SMAN 2 Bunguran Batubi Galang Dana untuk Palu, Donggala dan Sigi

Siswa-siswi beserta guru SMA N 2 Bunguran Barat Kecamatan Bunguran Batubi, foto bersama usai galang dana.

Siswa-siswi beserta guru SMA N 2 Bunguran Barat Kecamatan Bunguran Batubi, foto bersama usai galang dana.

Natuna, LintasKepri.com – Bangsa Indonesia adalah bangsa yang selalu peduli dan saling bekerja sama satu dengan yang lainnya. Hal ini juga tercantum dalam Pancasila, pada sila ke 2 yang berbunyi ’’Kemanusiaan Yang Adil dan Beradab”.

Sejalan dengan hal tersebut, kini bangsa Indonesia sedang ditimpa berbagai macam bencana alam. Salah satunya bencana alam gempa bumi dan tsunami yang baru-baru ini menimpa daerah Palu, Sigi dan Donggala, Provinsi Sulawesi Tengah (Sulteng).

Untuk itu, kita sebagai rakyat Indonesia yang cinta tanah air, kita wajib peduli terhadap berbagai bencana alam yang menimpa saudara kita setanah air.

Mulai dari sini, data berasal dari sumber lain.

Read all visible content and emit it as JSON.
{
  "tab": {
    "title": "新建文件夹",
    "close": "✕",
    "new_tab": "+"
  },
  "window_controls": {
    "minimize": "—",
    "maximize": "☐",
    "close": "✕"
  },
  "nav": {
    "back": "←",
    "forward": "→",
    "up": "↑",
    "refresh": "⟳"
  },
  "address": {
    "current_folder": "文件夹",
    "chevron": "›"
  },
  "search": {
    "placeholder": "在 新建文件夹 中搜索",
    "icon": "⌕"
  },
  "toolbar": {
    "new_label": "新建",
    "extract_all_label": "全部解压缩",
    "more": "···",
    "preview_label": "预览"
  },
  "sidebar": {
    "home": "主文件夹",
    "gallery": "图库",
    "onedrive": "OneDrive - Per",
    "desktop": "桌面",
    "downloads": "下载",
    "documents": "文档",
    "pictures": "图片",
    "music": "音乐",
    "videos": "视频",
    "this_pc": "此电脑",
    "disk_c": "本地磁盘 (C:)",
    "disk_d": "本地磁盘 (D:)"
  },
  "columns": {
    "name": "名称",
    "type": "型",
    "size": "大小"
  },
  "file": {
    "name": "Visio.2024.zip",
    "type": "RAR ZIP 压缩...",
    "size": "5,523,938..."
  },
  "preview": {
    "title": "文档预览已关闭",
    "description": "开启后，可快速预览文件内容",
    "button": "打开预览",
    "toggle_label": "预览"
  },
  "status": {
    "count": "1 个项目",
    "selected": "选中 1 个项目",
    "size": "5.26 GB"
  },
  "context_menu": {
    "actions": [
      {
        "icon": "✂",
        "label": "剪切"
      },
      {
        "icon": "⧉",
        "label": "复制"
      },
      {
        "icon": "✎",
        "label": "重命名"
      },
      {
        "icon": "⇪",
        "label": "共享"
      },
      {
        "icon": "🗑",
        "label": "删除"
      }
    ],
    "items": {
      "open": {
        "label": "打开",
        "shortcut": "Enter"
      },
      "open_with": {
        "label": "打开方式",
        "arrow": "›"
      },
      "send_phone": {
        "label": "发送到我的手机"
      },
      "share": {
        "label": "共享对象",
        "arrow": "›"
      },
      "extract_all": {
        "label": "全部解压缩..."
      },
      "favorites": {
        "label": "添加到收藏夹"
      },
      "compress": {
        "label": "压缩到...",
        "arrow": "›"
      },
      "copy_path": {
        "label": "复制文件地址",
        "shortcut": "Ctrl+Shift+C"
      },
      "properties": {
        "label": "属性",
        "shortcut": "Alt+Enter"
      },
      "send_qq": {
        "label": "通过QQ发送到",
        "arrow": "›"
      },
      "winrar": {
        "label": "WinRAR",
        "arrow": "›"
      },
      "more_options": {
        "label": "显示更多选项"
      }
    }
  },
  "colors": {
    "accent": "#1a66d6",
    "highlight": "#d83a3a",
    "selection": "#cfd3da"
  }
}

Sebagai wujud kepedulian terhadap bencana alam yang menimpa saudara- saudara di Kota Palu, Sigi dan Donggala, Sulteng, maka Osis SMAN 2 Bunguran Barat wilayah Kecamatan Bunguran Batubi, Kabupaten Natuna, Provinsi Kepulauan Riau (Kepri) melakukan suatu kegiatan sosial yang dinamai “Aksi Solidaritas Siswa SMAN 2 Bunguran Barat Peduli Bencana Alam Palu, Sigi dan Donggala Provinsi Sulteng, Indonesia”.

Dengan melakukan penggalangan dana yang dilaksanakan selama 2 hari yaitu dari tanggal 15-16 Oktober 2018, diwilayah Kecamatan Bunguran Batubi, yang fokus pada wilayah kantor pemerintahan dan lembaga pendidikan, toko serta kerumah-rumah warga.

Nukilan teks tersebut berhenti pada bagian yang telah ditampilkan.